A1 Refereed original research article in a scientific journal

Immune Thrombocytopenia in Finnish Children and Adolescents : A Population-Based Cohort Study




AuthorsKulmala, Lauri-Matti; Aarnivala, Henri; Pokka, Tytti; Huurre, Anu; Järvelä, Liisa; Palmu, Sauli; Pöyhönen, Tuuli; Niinimäki, Riitta

PublisherWILEY

Publishing placeHOBOKEN

Publication year2025

JournalActa Paediatrica

Journal name in sourceACTA PAEDIATRICA

Journal acronymACTA PAEDIATR

Number of pages8

ISSN0803-5253

eISSN1651-2227

DOIhttps://doi.org/10.1111/apa.70090

Web address https://doi.org/10.1111/apa.70090


Abstract

Aim
Immune thrombocytopenia (ITP) is the most common cause of thrombocytopenia in children.
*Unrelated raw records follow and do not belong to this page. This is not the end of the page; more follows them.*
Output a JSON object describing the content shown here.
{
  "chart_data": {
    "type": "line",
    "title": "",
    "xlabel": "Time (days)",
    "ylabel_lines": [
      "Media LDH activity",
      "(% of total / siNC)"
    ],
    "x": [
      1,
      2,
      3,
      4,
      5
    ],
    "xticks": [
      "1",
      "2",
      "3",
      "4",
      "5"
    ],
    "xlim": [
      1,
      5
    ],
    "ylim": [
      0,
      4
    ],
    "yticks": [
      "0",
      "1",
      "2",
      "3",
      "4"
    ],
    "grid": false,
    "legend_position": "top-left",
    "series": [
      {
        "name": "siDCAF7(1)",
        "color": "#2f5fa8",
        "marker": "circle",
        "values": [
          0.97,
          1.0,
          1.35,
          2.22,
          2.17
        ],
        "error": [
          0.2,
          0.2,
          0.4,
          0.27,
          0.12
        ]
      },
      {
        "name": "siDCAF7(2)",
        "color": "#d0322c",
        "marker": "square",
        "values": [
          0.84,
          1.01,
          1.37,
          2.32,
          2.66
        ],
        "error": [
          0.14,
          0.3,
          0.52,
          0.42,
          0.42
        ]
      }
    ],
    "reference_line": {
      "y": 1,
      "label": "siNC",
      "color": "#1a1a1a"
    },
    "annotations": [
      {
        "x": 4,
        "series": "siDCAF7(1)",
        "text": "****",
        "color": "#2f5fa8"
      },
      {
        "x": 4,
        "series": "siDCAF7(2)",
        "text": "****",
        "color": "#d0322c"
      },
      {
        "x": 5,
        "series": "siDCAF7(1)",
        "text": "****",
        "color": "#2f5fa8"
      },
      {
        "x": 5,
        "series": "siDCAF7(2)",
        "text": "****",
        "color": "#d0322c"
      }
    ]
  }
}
This study aimed to describe the diagnostics, patient characteristics, and treatment strategies regarding children with ITP, as well as identify risk factors for chronic disease.

Methods
This study included 403 Finnish children aged under 16 years at diagnosis, who were first diagnosed with ITP between 2006 and 2020.

Results
Of the 367/403 patients with complete follow-up data, 242 (65.9%) recovered within three months. Chronic ITP developed in 25.9% of the children. Severe bleeding events occurred in 3.7% of them, with no intracranial bleeding events or deaths reported. Pharmacological treatment was administered to 40.2% of the patients. An elevated risk of chronic ITP was found in the children presenting with an insidious disease onset, female gender, higher age, higher platelet counts, and an absence of recent viral infections. As many as 83.3% of the patients with an insidious disease onset and no recent infections developed chronic ITP.

Conclusion
Most of the children with ITP experienced short and uncomplicated disease courses. Chronic illness was more likely when the disease onset was insidious, the platelet count was not extremely low, and there was no recent history of an infection.


Funding information in the publication
This work was supported by Lasten Syöpäsäätiö Väre, AAMU Suomen Lasten Syöpäsäätiö and Stiftelsen Alma och K. A. Snellman Säätiö.